Investidor perde se piscar em mercado de dívida corporativa EUA

Claire Boston

(Bloomberg) -- Famintos por rendimentos, investidores em títulos do mundo inteiro estão começando a se amontoar às portas dos subscritores de dívida corporativa de Wall Street.

Os títulos vendidos por empresas dos EUA de primeira linha estão entre os poucos a oferecer retornos decentes. Os investidores que compraram a dívida de 30 anos que foi parte da maior venda desde ano, a oferta da Anheuser-Busch InBev por US$ 46 bilhões, em janeiro, ganharam mais de 20% com base no preço, em contraste com 17,3% para notas com vencimento e classificação similares, de acordo com dados do índice do Bank of America Merrill Lynch.

"Todos os dias gestores de carteira me perguntam: 'Como está a preparação de ofertas de produtos? Precisamos de mais produtos para comprar'", disse A.J. Murphy, diretora de mercados globais de capital do Bank of America. "A demanda está altíssima na maioria das transações que está chegando no mercado".

A forte demanda pelas vendas de títulos corporativos dos EUA neste momento salienta como os juros negativos na Europa e no Japão estão impelindo os investidores internacionais a buscar retornos maiores nos EUA, o que está reduzindo os rendimentos.

O rendimento extra que os gestores de recursos exigem para manter dívidas corporativas dos EUA em relação aos títulos soberanos atingiu o menor patamar na semana passada e está abaixo da média desde meados de 2011, de acordo com dados compilados pela agência de notícias  Bloomberg.

"O mercado de novas emissões é provavelmente um dos modos mais fáceis para os investidores de expressar essa demanda", disse Jeff Cucunato, diretor de crédito com grau de investimento dos EUA na BlackRock, maior gestora de ativos do mundo, que vem comprando títulos no mercado primário e no secundário.

A demanda forte ajudou a Molson Coors Brewing e a Walt Disney a garantir juros baixos recorde na dívida que venderam no início deste mês. Os investidores colocaram mais de US$ 70 bilhões em pedidos pela venda de US$ 15 bilhões da Teva Pharmaceuticals na semana passada.

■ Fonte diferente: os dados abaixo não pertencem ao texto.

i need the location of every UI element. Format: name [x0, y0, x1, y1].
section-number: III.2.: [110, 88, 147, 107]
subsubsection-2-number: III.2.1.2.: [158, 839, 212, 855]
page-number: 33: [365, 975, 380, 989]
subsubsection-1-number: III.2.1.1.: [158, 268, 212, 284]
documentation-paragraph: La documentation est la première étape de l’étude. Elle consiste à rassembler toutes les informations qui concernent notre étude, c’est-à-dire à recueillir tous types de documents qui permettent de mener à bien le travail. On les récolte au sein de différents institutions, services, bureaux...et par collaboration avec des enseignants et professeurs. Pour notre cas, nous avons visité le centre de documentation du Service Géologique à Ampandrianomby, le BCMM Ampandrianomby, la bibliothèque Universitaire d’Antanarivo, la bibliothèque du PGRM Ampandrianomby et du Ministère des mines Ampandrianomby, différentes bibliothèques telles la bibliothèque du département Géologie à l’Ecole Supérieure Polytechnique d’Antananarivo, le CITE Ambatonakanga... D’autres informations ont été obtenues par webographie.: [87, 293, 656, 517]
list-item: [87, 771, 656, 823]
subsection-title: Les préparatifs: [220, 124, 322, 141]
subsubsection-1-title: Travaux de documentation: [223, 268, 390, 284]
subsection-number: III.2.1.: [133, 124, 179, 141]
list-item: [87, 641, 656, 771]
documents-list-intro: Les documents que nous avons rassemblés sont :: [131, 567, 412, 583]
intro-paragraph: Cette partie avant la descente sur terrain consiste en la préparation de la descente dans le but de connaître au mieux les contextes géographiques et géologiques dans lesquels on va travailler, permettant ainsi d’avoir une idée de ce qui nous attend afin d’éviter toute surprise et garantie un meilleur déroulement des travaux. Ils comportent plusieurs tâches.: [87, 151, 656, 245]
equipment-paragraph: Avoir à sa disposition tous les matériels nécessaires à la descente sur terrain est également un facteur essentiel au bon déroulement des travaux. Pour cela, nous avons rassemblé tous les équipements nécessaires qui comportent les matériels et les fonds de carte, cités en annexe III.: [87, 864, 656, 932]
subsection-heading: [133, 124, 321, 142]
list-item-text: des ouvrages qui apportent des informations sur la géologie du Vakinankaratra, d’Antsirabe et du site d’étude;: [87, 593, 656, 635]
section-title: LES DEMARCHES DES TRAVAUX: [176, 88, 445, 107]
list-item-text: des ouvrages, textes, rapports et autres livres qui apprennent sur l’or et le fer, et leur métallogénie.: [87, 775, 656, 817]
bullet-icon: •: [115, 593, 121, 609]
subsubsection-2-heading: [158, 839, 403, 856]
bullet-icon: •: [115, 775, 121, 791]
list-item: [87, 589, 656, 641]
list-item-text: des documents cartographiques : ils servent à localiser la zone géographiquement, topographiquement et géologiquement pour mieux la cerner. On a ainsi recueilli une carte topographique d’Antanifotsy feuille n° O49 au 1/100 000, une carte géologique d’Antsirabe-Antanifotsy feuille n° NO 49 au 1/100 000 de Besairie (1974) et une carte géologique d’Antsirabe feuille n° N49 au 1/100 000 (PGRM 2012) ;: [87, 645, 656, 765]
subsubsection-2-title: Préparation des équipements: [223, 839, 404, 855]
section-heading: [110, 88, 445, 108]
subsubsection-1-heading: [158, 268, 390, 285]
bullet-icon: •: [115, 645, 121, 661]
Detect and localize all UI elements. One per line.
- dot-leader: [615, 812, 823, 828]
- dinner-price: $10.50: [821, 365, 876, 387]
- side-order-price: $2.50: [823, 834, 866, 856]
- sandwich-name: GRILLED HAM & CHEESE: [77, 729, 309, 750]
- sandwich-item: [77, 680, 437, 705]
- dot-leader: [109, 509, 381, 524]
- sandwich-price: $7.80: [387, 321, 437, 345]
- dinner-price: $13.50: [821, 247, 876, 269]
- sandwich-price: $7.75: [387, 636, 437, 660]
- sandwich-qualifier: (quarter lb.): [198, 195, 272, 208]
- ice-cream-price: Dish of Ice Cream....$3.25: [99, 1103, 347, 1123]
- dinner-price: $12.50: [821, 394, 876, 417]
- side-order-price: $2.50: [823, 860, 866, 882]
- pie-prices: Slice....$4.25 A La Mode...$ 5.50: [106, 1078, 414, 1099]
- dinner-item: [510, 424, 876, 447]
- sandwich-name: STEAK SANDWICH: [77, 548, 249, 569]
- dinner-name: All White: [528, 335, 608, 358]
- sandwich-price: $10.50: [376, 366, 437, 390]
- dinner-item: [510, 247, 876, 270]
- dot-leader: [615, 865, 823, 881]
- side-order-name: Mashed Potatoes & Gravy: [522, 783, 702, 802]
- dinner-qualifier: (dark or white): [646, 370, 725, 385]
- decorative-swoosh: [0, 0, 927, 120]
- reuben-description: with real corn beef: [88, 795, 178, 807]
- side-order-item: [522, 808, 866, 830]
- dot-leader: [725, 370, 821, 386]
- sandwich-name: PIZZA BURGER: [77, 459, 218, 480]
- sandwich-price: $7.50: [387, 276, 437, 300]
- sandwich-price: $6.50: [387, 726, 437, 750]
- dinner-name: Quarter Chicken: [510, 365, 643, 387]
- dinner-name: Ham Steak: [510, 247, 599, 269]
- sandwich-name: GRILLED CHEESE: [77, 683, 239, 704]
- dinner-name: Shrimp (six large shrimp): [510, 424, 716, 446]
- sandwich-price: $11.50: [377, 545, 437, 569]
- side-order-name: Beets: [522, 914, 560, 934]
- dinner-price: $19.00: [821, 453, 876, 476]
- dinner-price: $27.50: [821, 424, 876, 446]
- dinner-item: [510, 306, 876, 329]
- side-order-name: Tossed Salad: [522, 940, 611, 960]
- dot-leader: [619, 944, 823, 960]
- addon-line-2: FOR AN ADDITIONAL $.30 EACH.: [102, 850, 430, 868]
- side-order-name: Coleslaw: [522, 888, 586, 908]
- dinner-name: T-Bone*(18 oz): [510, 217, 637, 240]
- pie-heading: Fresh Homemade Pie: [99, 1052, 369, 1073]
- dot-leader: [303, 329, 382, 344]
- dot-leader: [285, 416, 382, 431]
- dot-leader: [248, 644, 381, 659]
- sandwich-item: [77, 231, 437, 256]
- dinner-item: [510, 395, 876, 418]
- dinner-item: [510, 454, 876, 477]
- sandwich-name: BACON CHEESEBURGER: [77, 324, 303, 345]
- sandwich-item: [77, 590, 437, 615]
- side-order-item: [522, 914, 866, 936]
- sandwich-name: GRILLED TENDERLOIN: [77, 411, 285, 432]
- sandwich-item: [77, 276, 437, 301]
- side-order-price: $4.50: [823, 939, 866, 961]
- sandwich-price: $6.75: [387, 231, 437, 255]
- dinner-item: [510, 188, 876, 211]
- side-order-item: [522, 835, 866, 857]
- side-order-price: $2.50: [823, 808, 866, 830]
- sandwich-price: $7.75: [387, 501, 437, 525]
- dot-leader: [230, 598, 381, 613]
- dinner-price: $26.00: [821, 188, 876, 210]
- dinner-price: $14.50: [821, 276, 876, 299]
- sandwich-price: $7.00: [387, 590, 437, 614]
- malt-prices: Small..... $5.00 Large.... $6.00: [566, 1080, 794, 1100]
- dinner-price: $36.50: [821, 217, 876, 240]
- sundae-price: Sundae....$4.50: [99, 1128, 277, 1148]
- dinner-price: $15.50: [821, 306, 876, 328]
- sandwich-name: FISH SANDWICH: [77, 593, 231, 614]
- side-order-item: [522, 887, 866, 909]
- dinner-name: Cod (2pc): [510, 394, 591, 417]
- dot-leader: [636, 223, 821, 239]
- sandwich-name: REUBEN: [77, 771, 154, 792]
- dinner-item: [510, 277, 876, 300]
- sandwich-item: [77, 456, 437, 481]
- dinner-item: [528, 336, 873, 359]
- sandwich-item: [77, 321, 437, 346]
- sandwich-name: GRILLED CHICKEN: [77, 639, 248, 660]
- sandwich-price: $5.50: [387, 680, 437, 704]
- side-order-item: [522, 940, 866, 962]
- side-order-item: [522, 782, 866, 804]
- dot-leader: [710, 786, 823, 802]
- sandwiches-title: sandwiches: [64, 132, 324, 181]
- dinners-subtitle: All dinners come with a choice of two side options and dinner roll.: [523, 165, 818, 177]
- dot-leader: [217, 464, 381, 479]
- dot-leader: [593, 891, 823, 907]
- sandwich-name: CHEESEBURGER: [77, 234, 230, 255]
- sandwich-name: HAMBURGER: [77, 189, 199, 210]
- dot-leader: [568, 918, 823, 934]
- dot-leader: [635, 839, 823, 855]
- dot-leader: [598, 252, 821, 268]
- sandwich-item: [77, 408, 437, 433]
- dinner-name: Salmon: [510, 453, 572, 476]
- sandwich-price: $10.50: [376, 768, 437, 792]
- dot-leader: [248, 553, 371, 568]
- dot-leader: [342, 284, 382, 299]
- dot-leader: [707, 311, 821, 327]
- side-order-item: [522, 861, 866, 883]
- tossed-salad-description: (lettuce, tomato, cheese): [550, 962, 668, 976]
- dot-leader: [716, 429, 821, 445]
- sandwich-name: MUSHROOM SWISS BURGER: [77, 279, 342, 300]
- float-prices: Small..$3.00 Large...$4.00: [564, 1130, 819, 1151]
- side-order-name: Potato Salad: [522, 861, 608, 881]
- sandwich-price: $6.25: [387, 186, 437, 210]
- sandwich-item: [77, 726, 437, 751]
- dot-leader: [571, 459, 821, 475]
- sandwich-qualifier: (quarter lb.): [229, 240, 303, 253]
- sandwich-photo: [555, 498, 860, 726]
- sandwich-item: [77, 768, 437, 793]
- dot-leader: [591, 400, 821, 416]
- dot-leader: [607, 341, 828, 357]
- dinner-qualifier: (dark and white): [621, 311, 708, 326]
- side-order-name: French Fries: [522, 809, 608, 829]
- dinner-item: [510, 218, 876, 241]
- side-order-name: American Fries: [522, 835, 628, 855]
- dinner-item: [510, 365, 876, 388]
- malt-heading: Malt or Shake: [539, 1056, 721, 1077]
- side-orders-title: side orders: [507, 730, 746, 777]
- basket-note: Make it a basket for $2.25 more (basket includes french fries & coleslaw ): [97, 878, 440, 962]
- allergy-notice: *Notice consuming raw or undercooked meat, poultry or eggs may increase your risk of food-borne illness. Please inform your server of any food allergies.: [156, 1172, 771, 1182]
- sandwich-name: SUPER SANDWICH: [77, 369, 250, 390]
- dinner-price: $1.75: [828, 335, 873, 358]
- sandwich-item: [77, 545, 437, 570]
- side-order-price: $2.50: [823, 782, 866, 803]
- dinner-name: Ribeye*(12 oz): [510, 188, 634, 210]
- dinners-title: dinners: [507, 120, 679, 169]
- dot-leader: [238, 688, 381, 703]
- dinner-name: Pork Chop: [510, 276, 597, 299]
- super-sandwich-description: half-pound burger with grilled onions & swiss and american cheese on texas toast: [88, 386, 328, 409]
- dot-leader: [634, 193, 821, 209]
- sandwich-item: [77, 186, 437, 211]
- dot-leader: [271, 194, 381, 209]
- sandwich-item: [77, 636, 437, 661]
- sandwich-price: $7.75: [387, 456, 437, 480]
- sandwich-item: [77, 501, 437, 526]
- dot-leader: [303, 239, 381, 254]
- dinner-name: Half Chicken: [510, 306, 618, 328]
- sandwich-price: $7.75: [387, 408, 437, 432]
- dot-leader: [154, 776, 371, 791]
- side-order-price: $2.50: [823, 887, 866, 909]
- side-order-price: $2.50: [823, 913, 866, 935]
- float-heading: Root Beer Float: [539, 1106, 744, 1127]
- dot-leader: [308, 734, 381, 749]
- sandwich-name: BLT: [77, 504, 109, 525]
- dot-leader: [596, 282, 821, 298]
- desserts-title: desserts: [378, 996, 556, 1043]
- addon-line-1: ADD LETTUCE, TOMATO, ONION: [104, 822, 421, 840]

"Os investidores internacionais de alta qualidade estão obrigados a migrar para os títulos corporativos de alta qualidade dos EUA", disseram analistas conduzidos por Hans Mikkelsen em uma nota com data de sexta-feira. A emissão provavelmente vai superar a do ano passado, disse Susan Scher, diretora de mercados de capitais com grau de investimento do Goldman Sachs Group, no mês passado.

O risco dos empréstimos corporativos dificilmente despareceu. Os calotes em notas com rendimentos altos, por exemplo, atingiram os patamares mais elevados em mais de cinco anos no segundo trimestre, de acordo com um relatório deste mês da Moody's Investors Service, que projeta que eles subirão mais.

Mesmo assim, gestores de fundos podem pensar que não têm muita escolha além de comprar títulos corporativos. Dívidas de empresas dos EUA respondem por cerca de 12% do valor de mercado de títulos com grau de investimento globalmente. Mas oferece cerca de 32% do rendimento destes títulos, em comparação com menos de 12% de uma década atrás, segundo dados do Bank of America Merrill Lynch.

"Não tenho problemas em comprar algumas dessas coisas e simplesmente obter algum retorno em relação aos títulos do Tesouro dos EUA", disse Ryan Jungk, analista de crédito da Newfleet Asset Management, que administra US$ 11,8 bilhões. "Acho que é por isso que esse espaço é popular".